Funny enough, he was British, not American. Lucky for me my professor was wont to wandering from the syllabus to expose us to whatever seemed relevant on a given day.

Ann Collins's avatar

I really appreciate what you’ve done here, Sam. You’ve taken such intense emotion and have given it a shape that lets your reader be there with you, but in a way that feels safe. You’ve also made a lot of space for us to have our own emotions and associations and memories alongside yours.

Sam Aureli's avatar

"in a way that feels safe." I hadn't thought about this, and I'm glad you mentioned. Thank you, Ann! 🙏

Kiki Stamatiou's avatar

I like you use if personification here. Also, this is a nice philosophical piece

Sam Aureli's avatar

Thank you, Kiki! 🙏

Caroline Mellor's avatar

Powerful work, Sam. I admire your bravery, integrity and craft in such deep emotional territory 🙌

Sam Aureli's avatar

Thank you, my friend! 🙏❤️

Trish Vanson's avatar

I want to add my voice to those who enjoyed this. To me the form greatly enhanced the poem; I was impressed with how well it lent itself to the hard things you were talking about. It gave an emotional distance to the hard things that made it easy to say: yes, I know, that's the impact of the holder of the roof becoming the weather.

Sam Aureli's avatar

Thank you, Trish! 🙏

Bethany J. Riddle's avatar

What an interesting and unique structure. Very powerful.

Laura's Night Stack's avatar

The form has brought out something truly special and powerful. The form amplifies rather thsn constricts the words.

Sam Aureli's avatar

Thank you, Laura! I was hoping it would. 🙏

Nora O’Dowd's avatar

Brilliant, Sam! Love this structure.

Sam Aureli's avatar

Thank you, Nora! 🙏

Sarah Thompson's avatar

This is SO GOOD, Sam. I love the structure, and definitely felt it enhances the poem. Giving it a container like this allows you to talk about some very hard things without it becoming "things you should talk about with your therapist".

Sam Aureli's avatar

Thank you, Sarah. The poem held its structure in draft mode, but the moment I went to publish it, the structure fell apart. Hence the second photo.

MK Creel's avatar

I think the form works really well. It's concrete and gives a structure for emotion and experience without being overly technical.

Sam Aureli's avatar

Thank you, MK! 🙏

Ian Gouge's avatar

Loved this, Sam. Really inventive.
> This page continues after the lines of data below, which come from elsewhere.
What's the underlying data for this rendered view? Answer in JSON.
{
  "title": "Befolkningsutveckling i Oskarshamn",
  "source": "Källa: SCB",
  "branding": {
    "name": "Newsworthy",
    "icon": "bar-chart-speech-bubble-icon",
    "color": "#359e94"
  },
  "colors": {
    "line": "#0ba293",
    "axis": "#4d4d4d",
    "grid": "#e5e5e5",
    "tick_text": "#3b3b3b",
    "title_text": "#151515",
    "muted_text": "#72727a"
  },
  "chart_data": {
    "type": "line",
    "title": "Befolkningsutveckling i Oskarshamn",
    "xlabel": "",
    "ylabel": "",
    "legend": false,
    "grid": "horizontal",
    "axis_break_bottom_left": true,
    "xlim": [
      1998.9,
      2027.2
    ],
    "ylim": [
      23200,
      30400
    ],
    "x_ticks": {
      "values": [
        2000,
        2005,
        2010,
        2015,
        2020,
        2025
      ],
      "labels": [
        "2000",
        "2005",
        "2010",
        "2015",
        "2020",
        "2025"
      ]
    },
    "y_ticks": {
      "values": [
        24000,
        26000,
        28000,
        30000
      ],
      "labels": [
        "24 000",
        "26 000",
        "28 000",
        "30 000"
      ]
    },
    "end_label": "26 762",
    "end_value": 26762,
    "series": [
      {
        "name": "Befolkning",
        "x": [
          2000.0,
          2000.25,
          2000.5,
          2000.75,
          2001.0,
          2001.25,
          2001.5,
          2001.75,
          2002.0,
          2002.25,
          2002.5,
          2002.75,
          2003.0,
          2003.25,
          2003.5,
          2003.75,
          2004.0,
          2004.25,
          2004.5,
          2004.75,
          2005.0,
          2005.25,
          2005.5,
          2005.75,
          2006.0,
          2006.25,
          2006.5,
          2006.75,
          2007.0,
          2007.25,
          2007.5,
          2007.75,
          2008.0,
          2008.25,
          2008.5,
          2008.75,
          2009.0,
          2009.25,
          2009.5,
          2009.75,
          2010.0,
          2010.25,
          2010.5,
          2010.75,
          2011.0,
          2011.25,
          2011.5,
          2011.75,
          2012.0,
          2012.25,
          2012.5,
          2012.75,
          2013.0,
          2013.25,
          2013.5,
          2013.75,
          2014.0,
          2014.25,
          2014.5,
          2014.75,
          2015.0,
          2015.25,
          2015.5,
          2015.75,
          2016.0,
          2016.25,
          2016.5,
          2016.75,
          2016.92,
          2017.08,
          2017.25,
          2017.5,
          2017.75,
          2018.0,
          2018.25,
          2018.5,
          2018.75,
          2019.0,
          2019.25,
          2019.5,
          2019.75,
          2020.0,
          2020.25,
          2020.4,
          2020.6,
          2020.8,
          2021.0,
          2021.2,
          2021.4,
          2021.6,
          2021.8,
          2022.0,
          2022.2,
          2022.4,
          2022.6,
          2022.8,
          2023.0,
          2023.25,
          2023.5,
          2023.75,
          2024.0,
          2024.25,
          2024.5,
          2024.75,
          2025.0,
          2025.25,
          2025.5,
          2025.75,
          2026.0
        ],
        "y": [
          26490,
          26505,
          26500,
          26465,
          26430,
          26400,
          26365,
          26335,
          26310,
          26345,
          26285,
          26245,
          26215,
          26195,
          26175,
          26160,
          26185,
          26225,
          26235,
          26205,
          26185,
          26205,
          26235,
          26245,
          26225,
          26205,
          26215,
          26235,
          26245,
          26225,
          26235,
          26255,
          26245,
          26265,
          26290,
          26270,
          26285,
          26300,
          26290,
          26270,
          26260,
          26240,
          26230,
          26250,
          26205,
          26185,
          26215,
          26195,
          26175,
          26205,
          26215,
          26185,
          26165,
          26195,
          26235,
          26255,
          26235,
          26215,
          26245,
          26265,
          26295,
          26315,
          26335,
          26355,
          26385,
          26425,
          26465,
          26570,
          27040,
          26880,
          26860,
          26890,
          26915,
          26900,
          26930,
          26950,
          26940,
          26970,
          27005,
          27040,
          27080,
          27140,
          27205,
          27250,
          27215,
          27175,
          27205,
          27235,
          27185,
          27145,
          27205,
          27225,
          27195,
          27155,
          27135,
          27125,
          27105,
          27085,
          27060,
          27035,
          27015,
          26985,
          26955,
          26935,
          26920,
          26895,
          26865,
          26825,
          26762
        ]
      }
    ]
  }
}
Last year I wrote a poem in the format of a menu: Ingredients, Method (numbered), Cooking notes. This kind of thing can be fun - and incredibly liberating.

Sam Aureli's avatar

Thanks, Ian! I've tried the recipe poems in the past, and they usually haven't gone my way, but I do enjoy them

Grace Drigo's avatar

Hi Sam. The words resonate and are very powerful but the structure didn’t work for me. I found it distracting and did not flow the way your other poems do. It could just be the way my mind works. 🩵

Sam Aureli's avatar

I certainly get it, Grace. And thank you for the honest feedback. I may tinker with it at some point to see if it still carries the same weight with a typical poetic form.

Jenna Whittaker's avatar

This poem is so powerful and resonant, Sam! The way that the form supports the central metaphor is brilliant, and it lends so much to the impact of the poem.